– А как же! – президент с удовольствием повел взглядом по стройным ножкам журналистки, чуть прикрытым широкими «семейными» трусами, которые женщины недавно стали носить вместо юбок. – Уже подготовлен приказ по армии: каждой одинокой женщине выделяется персональный солдатик. Для помощи… – генерал хохотнул. – По дому, конечно…
– А как насчет СССР? – сорванным на митингах голосом просипел сотрудник печатного органа радикальных патриотов.
– Полностью восстановим! – рубанул ладонью воздух генерал. – Это дело ближайших месяцев! Наш ПУК, куда входят самые мощные регионы России, станет ядром обновленного Союза. По согласованию с вновь избранным Верховным Советом СССР на меня как на президента ПУК одновременно будут возложены и обязанности президента СССР. А вы, ребята, меня знаете.
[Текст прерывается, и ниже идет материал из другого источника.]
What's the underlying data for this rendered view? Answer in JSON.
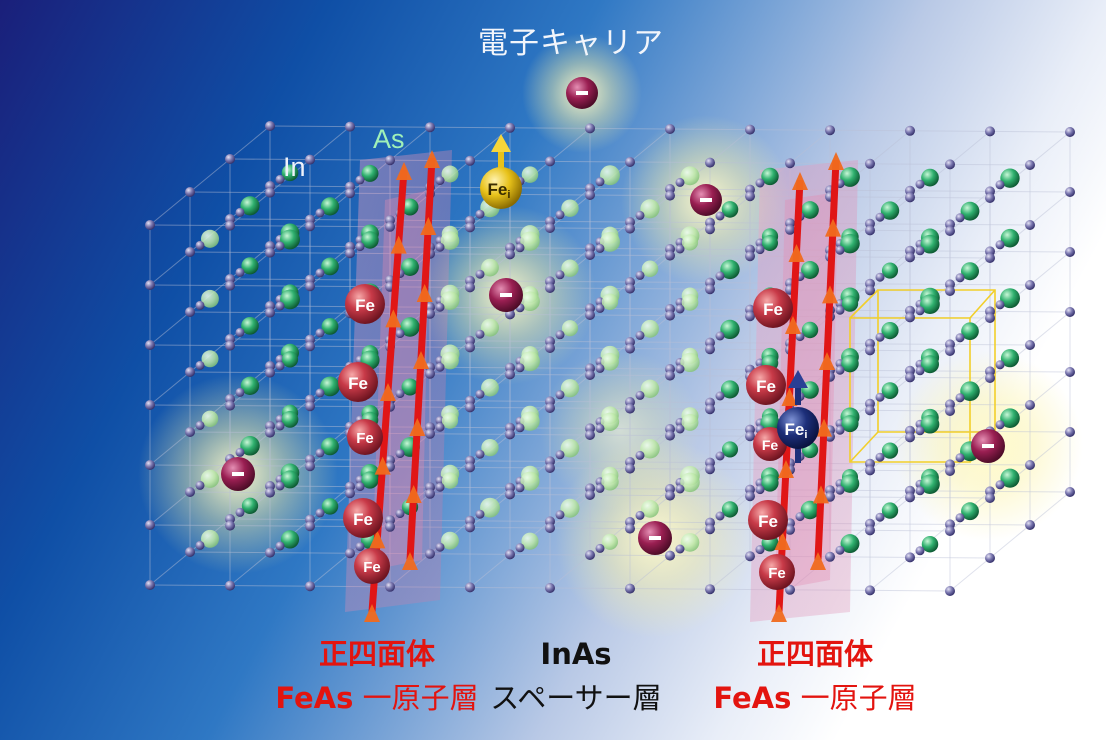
{
  "title": "電子キャリア",
  "atom_labels": {
    "indium": "In",
    "arsenic": "As"
  },
  "atom_symbols": {
    "iron": "Fe",
    "interstitial_iron": "Fei",
    "electron": "-"
  },
  "captions": {
    "left": {
      "line1": "正四面体",
      "line2_bold": "FeAs",
      "line2_rest": " 一原子層"
    },
    "middle": {
      "line1": "InAs",
      "line2": "スペーサー層"
    },
    "right": {
      "line1": "正四面体",
      "line2_bold": "FeAs",
      "line2_rest": " 一原子層"
    }
  },
  "colors": {
    "iron": "#c83a48",
    "interstitial_up": "#e8c21a",
    "interstitial_down": "#1d2f7a",
    "electron": "#9a1f52",
    "arsenic": "#2fb06e",
    "indium": "#7b78b0",
    "spin_arrow": "#e01616",
    "caption_red": "#e3140f"
  }
}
Я слов на ветер не бросаю! Вот увидите – скоро наш могучий ПУК прогремит на весь мир!..
Генерал Кумачов выпрямился во весь свой невеликий рост, расправил узкие плечи и потряс над головой опорожненной до дна пивной бутылкой.
Весна в крохотной, но страшно независимой и нестерпимо суверенной прибалтийской стране была в самом разгаре. Утро выдалось ясное, солнечное, но северный ветер донес студеный привет с Ледовитого океана, и собравшиеся у столичной ратуши пожилые люди с плакатиками в руках поеживались от холода.
В основном тут толпились «русскоязычные оккупанты» – те, что когда-то в очередной раз освободили эти места от очередных захватчиков и построили уж никак не меньше трех четвертей здешней промышленности. Новые власти после отделения от Союза, ошалев от вседозволенности и бесконтрольности, поторопились узаконить в новоиспеченной державе очередной вариант апартеида. Против этого и протестовали не желающие выступать в роли негров люди.
Чуть поодаль кучковались полицейские. Молодые кряжистые парни в новенькой экипировке, присланной то ли шведами, то ли аж самими американцами, тоже слегка озябли, тайком от начальства глотнули крепкой местной водки и теперь, оживленно переговариваясь на государственном языке с легкими вкраплениями еще не забытого русского матерка, толкались, прыгали на месте, фехтовали дубинками и вообще вели себя, точно второклассники на большой перемене. Они с нетерпением предвкушали момент, когда поступит приказ и можно будет разогреться уже по-настоящему, круша направо и налево малочисленных и слабосильных «оккупантов».
Командир полицейских, долговязый блондин лет тридцати с костистым продолговатым лицом и водянистыми серыми глазами католического святого, лишь на прошлой неделе получил повышение и теперь гонористо, словно надевшая «клевый прикид» девочка-подросток перед отчаянно завидующими подружками, прохаживался туда-сюда по мостовой, то и дело непроизвольно скашивая глаза на новенькие знаки отличия. Наконец он взглянул на часы и уже было поднял руку, собираясь отдать команду на штурм, как вдруг остановился. Уставившись в толпу демонстрантов, он торопливо достал из-за борта куртки рацию и проговорил:
– Первый! Первый! Я Второй! Срочное сообщение!
Рация похрипела, побулькала, потом внутри у нее что-то щелкнуло, и наружу вырвался недовольный начальственный баритон:
– В чем дело, Второй? Почему не начинаете акцию?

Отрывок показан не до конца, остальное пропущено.